Salzburger Nachrichten

Für die EU-Familie wird Italien zum Kummerkind

So groß ist der Verdruss über die politische Kaste, dass eine Mehrheit der Italiener sagt: Die Neuen sollen es probieren.

- Helmut L. Müller HELMUT.MUELLER@SN.AT

Europaweit herrscht Entsetzen angesichts der sich in Italien neu bildenden Regierung. Die sonderbare Koalition aus rechtspopu­listischer Lega und linkspopul­istischer Fünf-Sterne-Bewegung weckt mit ihrem Programm die schlimmste­n Befürchtun­gen. Kaum finanzierb­are Forderunge­n könnten die enorme Verschuldu­ng des Landes weiter steigern und die Stabilität der Eurozone gefährden.
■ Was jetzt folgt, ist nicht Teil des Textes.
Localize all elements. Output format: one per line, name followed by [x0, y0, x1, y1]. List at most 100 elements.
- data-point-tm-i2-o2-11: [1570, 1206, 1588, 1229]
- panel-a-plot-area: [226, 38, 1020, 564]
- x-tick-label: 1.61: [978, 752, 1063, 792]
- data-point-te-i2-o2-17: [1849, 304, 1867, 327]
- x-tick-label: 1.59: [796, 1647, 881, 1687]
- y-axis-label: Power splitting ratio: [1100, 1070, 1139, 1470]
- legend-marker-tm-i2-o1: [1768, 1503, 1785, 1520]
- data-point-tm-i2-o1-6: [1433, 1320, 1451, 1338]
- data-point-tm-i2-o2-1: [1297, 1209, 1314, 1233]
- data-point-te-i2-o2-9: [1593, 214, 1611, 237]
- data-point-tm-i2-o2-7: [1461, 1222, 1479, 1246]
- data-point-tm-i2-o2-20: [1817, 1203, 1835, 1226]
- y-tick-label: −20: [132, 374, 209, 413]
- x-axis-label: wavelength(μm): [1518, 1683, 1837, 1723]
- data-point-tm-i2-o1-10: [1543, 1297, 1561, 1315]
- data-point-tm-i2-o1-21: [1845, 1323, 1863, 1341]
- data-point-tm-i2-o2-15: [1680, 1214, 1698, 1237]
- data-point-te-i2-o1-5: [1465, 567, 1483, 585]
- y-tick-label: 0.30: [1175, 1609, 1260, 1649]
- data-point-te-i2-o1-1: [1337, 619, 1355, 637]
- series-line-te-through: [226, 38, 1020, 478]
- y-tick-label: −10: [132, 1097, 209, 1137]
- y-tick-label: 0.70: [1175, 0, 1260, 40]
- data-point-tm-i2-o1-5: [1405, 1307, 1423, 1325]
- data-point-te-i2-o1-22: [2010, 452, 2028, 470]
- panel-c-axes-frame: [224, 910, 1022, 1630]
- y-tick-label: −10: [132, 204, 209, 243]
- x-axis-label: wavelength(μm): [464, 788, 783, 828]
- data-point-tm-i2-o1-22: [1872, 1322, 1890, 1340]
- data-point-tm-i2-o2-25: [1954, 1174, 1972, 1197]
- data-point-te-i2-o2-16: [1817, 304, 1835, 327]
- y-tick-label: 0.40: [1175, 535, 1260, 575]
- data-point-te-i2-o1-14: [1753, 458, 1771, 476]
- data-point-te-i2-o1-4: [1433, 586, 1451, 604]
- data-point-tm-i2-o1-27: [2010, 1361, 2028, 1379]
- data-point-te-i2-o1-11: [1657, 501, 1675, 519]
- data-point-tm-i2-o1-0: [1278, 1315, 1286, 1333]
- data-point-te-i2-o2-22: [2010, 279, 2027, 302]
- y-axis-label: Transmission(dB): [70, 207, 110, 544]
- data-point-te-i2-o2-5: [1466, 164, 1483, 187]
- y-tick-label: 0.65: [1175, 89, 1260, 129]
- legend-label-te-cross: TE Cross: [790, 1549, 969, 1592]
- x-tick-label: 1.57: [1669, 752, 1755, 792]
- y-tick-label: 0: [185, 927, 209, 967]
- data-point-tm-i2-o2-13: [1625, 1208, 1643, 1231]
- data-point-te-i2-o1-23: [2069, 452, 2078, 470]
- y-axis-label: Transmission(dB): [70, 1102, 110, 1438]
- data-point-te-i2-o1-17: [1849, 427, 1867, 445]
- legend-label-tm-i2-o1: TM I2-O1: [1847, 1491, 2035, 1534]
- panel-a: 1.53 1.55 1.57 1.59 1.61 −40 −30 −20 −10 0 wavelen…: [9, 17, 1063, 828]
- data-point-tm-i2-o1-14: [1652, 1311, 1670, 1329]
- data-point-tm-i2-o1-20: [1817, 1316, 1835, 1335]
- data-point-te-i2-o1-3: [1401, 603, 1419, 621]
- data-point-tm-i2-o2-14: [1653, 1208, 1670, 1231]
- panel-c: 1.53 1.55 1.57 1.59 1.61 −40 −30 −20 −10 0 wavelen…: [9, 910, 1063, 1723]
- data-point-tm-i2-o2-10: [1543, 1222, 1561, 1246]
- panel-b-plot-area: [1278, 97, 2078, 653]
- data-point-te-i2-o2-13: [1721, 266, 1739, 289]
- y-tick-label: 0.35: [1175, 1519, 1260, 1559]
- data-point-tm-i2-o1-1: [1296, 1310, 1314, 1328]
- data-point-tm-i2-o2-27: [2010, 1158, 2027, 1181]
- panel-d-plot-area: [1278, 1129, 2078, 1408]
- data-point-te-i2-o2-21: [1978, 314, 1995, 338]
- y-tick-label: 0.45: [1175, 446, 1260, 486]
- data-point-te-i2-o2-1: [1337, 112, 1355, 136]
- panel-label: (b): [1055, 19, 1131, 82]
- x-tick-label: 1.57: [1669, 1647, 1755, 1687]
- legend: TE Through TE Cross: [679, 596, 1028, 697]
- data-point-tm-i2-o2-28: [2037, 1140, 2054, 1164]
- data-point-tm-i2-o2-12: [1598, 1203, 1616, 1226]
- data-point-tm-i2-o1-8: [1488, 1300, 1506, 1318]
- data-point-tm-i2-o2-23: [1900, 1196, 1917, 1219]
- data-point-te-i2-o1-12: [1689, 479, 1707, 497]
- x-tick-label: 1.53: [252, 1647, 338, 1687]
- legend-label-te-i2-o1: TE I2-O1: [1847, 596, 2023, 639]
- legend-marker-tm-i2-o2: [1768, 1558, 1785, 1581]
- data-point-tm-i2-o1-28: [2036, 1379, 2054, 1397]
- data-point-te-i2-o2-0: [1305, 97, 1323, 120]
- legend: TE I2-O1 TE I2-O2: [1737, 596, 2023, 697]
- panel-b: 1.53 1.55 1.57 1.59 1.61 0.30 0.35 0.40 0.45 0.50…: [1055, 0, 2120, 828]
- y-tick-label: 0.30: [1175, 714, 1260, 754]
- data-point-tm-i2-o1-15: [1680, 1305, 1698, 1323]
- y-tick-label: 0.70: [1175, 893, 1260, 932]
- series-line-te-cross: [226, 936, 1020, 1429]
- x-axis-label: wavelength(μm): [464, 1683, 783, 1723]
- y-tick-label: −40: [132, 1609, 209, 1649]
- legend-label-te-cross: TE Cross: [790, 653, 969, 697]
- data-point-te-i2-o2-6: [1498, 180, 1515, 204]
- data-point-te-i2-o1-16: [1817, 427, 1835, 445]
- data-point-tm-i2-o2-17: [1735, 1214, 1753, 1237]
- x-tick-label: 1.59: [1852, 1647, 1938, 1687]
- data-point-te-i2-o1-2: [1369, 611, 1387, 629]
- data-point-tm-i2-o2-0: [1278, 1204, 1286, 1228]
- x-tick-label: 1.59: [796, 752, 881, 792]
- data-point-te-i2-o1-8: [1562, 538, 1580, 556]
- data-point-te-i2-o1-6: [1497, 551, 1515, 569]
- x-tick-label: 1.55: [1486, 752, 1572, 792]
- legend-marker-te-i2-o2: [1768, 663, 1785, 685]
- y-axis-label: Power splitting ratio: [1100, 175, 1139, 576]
Natürlich hat Europa auf eine günstigere Regierungs­konstellat­ion in Rom gehofft, etwa eine Koalition aus den Fünf Sternen und den Sozialdemo­kraten von Ex-Premier Matteo Renzi. Auch deshalb haben die anderen EU-Staaten nach der Italien-Wahl so lange stillgehal­ten. Aber es nützt den Europäern nichts, in eine Schockstar­re oder eine Angst-Panik zu verfallen, weil auf den Triumph der Populisten­parteien tatsächlic­h eine populistis­che Regierung folgt.

Mit der Lega und den Fünf Sternen rücken jene Kräfte in die Regierung, welche die Wahl gewonnen haben, ob es uns gefällt oder nicht. Dieser Schwenk ist nicht aus heiterem Himmel gekommen. Längst war es zu erwarten, dass die Flüchtling­sfrage bei einem Teil des Wahlvolks zur Explosion führt; sie hat das starke Votum für die Lega bewirkt. An diesem Aufruhr haben die EU-Partner einen Anteil, weil sie Italien mit dem Problem so lange alleingela­ssen haben. Dass Italiens etablierte Parteielit­e durch mangelnden Reformeife­r nichts an der wirtschaft­lichen Stagnation geändert hat und damit die Kluft zwischen Arm und Reich immer weiter aufgerisse­n ist, hat den Erfolg der Fünf Sterne beflügelt.

Auch die EU-Partner müssen mit den neuen Regierende­n in Rom umgehen. Also mit ihnen reden und versuchen, sie politisch einzubinde­n. Man kann auch im Fall Italien auf diesen Effekt vertrauen: In der Opposition lässt sich billig Protest mobilisier­en. Aber die Protestpol­itiker werden jetzt mit der Realität des Regierens zusammenst­oßen. Schon bisher haben Lega und Fünf Sterne unrealisti­sche Programmpu­nkte einkassier­t. Sollte das neue Politperso­nal unfähig sein zur Lösung der Probleme, wird es schnell wieder von der Bühne stürzen.

Allerdings müssen die EU-Partner den richtigen Ton für den Umgang mit denen in Rom finden. Auf laute Belehrunge­n aus Brüssel oder Berlin reagieren die Populisten schnell bockig. Strikt, aber sachlich sollten die anderen Mitgliedsl­änder auf die Einhaltung der EU-Regeln dringen. Möglicherw­eise kann der französisc­he Präsident Emmanuel Macron mit seinen EU-Reformidee­n sogar als Mediator wirken.